Finalists for the third region, the Americas, were announced on April 24, 2014, with the two tanneries to feature being Bojos Tanning, Santiago, Dominican Republic, and JBS Couros, Itumbiara, Goiás, Brazil. Reports on these two finalists will appear in the April–May, 2014 issue of World Leather.

For China, the finalists for the fourth Tannery of the Year programme were announced on July 3, 2014 as Henan Prosper, Mengzhou City, Henan Province, and Zhejiang Mingxin Automotive Leather, Jiaxing, Zhejiang Province.

There was only one finalist for Africa: Dire Tannery, Addis Ababa, Ethiopia.

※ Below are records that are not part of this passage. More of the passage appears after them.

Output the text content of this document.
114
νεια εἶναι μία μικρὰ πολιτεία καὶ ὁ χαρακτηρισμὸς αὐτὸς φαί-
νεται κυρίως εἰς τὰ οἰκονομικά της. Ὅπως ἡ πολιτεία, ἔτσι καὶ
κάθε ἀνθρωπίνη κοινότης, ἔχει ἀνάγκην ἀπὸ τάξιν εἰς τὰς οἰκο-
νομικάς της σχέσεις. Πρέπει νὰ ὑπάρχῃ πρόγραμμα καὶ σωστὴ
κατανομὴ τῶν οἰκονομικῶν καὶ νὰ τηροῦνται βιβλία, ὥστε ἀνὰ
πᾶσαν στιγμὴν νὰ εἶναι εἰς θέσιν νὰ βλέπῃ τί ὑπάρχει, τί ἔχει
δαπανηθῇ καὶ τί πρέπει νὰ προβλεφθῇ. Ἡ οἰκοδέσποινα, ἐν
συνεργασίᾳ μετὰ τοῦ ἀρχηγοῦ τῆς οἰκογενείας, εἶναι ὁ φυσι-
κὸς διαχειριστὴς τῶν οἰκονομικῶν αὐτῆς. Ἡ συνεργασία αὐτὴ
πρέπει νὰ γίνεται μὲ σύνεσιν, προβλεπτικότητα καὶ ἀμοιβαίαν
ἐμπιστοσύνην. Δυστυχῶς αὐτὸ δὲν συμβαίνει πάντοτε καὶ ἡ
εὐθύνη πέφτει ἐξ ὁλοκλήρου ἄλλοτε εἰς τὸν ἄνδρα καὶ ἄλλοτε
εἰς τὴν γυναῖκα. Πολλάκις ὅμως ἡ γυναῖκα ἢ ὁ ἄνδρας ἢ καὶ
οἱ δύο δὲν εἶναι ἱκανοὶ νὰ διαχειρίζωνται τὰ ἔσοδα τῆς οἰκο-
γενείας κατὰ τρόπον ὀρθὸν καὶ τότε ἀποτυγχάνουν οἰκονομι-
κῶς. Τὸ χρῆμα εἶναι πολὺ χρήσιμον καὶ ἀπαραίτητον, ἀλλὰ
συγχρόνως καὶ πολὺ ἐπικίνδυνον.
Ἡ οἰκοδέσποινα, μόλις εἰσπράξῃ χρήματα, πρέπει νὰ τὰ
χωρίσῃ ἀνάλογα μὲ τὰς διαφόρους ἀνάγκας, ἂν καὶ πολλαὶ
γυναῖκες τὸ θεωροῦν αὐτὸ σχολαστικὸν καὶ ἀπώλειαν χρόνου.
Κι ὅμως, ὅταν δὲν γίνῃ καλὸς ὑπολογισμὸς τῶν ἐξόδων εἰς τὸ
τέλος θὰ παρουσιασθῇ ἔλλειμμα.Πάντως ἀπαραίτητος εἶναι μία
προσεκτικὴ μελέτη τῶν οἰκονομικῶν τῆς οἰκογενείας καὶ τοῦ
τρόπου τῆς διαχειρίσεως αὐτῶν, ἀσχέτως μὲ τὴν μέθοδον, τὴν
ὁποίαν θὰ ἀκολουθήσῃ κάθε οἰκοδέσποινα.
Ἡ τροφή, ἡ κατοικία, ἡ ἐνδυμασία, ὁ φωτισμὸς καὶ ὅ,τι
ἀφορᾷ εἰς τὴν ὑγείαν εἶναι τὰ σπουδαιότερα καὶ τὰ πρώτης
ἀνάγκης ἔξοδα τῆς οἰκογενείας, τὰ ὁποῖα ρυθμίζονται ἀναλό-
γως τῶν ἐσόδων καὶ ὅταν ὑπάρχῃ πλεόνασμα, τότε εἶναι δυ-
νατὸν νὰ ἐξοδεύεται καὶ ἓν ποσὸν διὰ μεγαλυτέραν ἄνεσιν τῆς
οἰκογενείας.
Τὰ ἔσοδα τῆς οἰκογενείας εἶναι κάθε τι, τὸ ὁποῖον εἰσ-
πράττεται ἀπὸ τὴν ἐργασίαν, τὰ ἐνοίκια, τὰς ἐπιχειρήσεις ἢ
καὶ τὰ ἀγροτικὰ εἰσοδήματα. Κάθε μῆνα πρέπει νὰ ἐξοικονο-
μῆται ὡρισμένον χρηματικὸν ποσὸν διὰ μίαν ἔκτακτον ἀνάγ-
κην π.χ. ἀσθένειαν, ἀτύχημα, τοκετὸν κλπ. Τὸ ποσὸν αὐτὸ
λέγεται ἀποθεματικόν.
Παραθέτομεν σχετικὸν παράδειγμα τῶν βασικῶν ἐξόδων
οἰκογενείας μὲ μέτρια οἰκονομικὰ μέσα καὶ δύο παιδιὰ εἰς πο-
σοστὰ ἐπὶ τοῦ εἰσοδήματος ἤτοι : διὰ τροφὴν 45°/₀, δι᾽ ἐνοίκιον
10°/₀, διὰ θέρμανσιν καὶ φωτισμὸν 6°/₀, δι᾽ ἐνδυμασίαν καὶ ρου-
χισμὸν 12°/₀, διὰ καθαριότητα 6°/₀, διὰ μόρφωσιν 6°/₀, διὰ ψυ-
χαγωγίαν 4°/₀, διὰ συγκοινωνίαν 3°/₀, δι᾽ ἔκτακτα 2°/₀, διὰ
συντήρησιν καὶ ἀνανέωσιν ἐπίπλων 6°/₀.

The final for the fourth programme took place in Shanghai on September 3, 2014. Regional winners were: Africa - Dire Tannery, Ethiopia; Americas - Bojos Tanning, the Dominican Republic; Asia excluding China - Saigon Tan Tec, Vietnam; China - Mingxin Leather, Zhejiang Province; and Europe - Wollsdorf Leather, Austria.

Following this, the judges announced Wollsdorf Leather from Austria as the fourth winner of the Global Tannery of the Year award. 

World Leather magazine runs Tannery of the Year with backing from the APLF exhibition, chemical manufacturers BASF, Buckman and Lanxess, the International Council of Tanners, the International Union of Leather Technologists and Chemists Societies and the United Nations Industrial Development Organisation.